Once you stop trying, you lift your arm and shuffle away from Fenris, roll to your other side to see if that will work a little better. It doesn’t. You toss, then turn, then scratch yourself and turn again to stare up at the sky. There’s nothing there. You don’t know what you were expecting. You put your hands over your eyes and press palms to sockets, drop them and then turn yet again to find Fenris awake and staring accusingly at you.

He puts one hand on your shoulder. You can’t tell if it’s comfort or warning or both. “What is it?”

“Couldn’t sleep,” you tell him.

He exhales, then slides one arm around you, shifts closer. “That’s how this all started, yes.”

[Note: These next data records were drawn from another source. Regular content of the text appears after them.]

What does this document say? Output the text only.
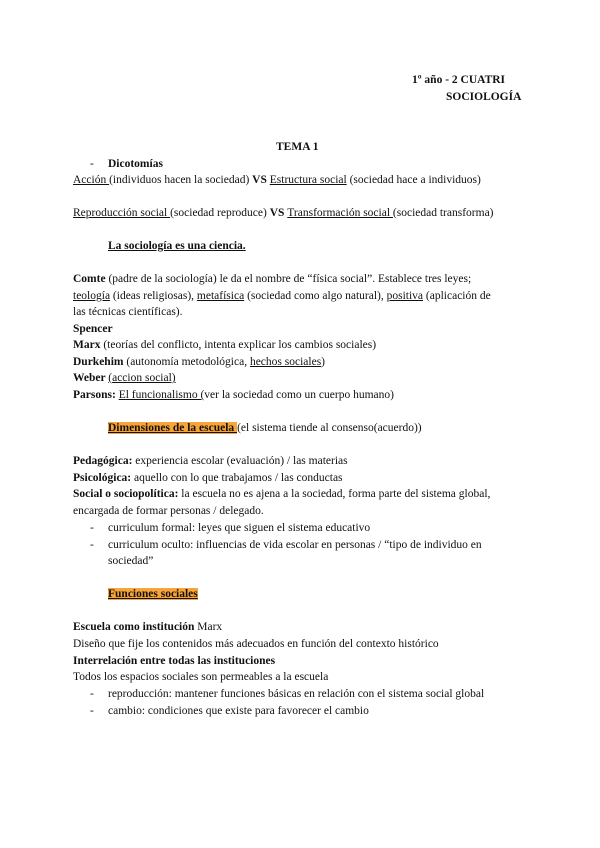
1º año - 2 CUATRI
SOCIOLOGÍA
TEMA 1
- Dicotomías
Acción (individuos hacen la sociedad) VS Estructura social (sociedad hace a individuos)
Reproducción social (sociedad reproduce) VS Transformación social (sociedad transforma)
La sociología es una ciencia.
Comte (padre de la sociología) le da el nombre de “física social”. Establece tres leyes;
teología (ideas religiosas), metafísica (sociedad como algo natural), positiva (aplicación de
las técnicas científicas).
Spencer
Marx (teorías del conflicto, intenta explicar los cambios sociales)
Durkehim (autonomía metodológica, hechos sociales)
Weber (accion social)
Parsons: El funcionalismo (ver la sociedad como un cuerpo humano)
Dimensiones de la escuela (el sistema tiende al consenso(acuerdo))
Pedagógica: experiencia escolar (evaluación) / las materias
Psicológica: aquello con lo que trabajamos / las conductas
Social o sociopolítica: la escuela no es ajena a la sociedad, forma parte del sistema global,
encargada de formar personas / delegado.
- curriculum formal: leyes que siguen el sistema educativo
- curriculum oculto: influencias de vida escolar en personas / “tipo de individuo en
sociedad”
Funciones sociales
Escuela como institución Marx
Diseño que fije los contenidos más adecuados en función del contexto histórico
Interrelación entre todas las instituciones
Todos los espacios sociales son permeables a la escuela
- reproducción: mantener funciones básicas en relación con el sistema social global
- cambio: condiciones que existe para favorecer el cambio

“Can’t sleep,” you amend, and try not to sulk.

“So talk to me,” he says, last words stretching on a yawn. You know that tone. In about ten minutes, you will be talking at him, and he will be the one asleep.

“About?”

“Anything you want.”

What you want? Now that’s a thought. That’s several thoughts, really, all of which you haven’t had in a while. Needs have taken precedence, the last few months.

You want _this,_ you nearly say. A quiet night beside him, and another, and another, and another, until you can’t count them anymore. His clarity of purpose and dry humor. His half-smile and his breathing against you. Many things. You’ve had and lost so much already, but for a little while, maybe you will actually be able to hold on to this.

It’s too much to ask. You reconsider.

“I want a proper bed,” you say instead, lamenting, and he snorts, shoves his face against your collarbone. 

“I should have known. What else.”

“Mm. A farm.”

This startles a laugh out of him. “You left behind your manse in Kirkwall to spend your nights in the woods, wishing for a farm?”

“Well, it seemed like a good idea at the time,” you tell him, mockingly affronted. “Half the city on fire and a March on the horizon. Why, don’t you want a farm?”

“Not particularly.”

“We could get a farm.”

“If that’s what you truly desire,” he says, sounding unconvinced, but mostly half-asleep.

“It would be a nice farm. We could have... an orchard. Maybe a brook nearby.”

“Where?” he asks, indulgent. His arms are growing heavier against you, and his breathing is beginning to slow.

“Somewhere warm, maybe? Warm and far away, with plenty of space. We could even have children--”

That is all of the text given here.